Una tale marcia verso l'elaborazione e il complesso coordinamento dei suoni, portano Balsamo
all'aggregazione delle spaziature con un delicato gioco di incastri praticato tra il collage e il puzzle
che ripetendo suggestivi moduli geometrici in continua evoluzione do moto, crea geografie
immaginarie e ariose sollecitazioni della memoria, con interspazi lineari di riposo che eliminano il
contrasto di forme dissonanti e fanno da perno alla dinamica della composizione.
Centripite e centrifughe le componenti dell'immagine si aggregano come frammenti di cristallo e
vanno a motivare una singolare tarsia che la suggestione del colore rende vivace, creando effetti che
sembrano gli stessi che la luce provoca sui vetri di una finestra. Non la luce del rosone gotico, solenne
ed evocativa che squarcia i sesti acuti delle cattedrali piene di ombre e di mistero, ma luce gioiosa
della finestra che si affaccia sulla campagna o sul mare o forse ancora sulla dolce malinconia di una
piazza al tramonto da cui spazi si levino i suoni e i colori di una giostra.

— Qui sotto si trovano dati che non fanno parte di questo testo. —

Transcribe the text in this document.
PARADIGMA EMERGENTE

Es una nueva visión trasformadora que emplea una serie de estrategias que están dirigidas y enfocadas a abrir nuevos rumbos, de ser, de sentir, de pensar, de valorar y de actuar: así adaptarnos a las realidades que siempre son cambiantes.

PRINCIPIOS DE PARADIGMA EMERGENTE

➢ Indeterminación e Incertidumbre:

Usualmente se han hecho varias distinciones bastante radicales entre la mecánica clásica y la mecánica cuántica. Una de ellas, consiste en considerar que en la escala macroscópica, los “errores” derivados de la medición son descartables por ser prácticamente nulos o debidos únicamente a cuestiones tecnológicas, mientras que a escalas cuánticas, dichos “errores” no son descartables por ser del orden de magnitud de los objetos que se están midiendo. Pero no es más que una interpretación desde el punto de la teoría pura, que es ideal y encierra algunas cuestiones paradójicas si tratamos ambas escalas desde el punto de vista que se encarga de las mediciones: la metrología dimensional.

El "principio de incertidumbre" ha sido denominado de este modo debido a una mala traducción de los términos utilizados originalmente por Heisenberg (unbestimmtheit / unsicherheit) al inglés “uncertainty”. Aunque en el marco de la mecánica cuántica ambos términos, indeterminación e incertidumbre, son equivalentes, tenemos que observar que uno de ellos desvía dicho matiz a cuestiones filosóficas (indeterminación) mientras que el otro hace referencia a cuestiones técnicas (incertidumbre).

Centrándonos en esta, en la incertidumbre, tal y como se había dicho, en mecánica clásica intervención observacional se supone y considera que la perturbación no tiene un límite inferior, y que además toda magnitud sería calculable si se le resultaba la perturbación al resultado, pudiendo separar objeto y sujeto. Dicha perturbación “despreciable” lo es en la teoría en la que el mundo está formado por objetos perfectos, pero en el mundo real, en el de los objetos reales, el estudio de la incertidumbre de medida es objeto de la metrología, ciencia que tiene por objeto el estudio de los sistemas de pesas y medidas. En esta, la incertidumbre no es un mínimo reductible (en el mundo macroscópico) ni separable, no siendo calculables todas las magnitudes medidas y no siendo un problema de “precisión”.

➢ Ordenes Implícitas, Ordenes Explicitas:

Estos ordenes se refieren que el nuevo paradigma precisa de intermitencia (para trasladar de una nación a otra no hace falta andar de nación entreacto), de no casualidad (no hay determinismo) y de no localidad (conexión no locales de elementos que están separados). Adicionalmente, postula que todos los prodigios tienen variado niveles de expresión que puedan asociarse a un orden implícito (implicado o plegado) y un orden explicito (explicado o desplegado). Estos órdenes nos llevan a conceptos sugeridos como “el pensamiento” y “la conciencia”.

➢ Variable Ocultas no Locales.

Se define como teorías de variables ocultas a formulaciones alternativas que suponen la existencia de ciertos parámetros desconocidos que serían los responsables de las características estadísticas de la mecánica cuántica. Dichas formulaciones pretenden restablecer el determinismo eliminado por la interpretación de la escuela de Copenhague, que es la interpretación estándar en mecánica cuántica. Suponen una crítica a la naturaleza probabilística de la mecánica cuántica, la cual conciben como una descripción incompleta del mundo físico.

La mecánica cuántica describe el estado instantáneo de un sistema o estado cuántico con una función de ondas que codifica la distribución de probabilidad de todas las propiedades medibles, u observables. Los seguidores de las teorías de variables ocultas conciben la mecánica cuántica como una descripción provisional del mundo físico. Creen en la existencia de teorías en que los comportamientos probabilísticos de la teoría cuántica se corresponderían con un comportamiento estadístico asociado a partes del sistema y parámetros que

È a questa fantasia sottile e preziosa che Balsamo affida il proprio concetto di fare pittura. Una
pittura che non è di gesto ma risultato di una pratica tesa ad imprimere con dolcezza la sensazione
del tempo cui si aggiunge, come accennavo, anche una naturale componente progettuale sviluppata
a tempi lunghi, nello stratificarsi del colore che gradualmente conquista la pagina, al modula a proprio
piacere, si sedimenta sino a dominarne gli esiti e trasformare in riflessione quella che potrebbe
apparire come la suggestione emotiva dell'artista. Il tutto nel desiderio di scoprire con animo sincero
il fascino delle potenzialità materiali e spirituali di un mondo che solo le eccitazioni della fantasia
possono consentire di estrapolare dalla piatta banalità del quotidiano.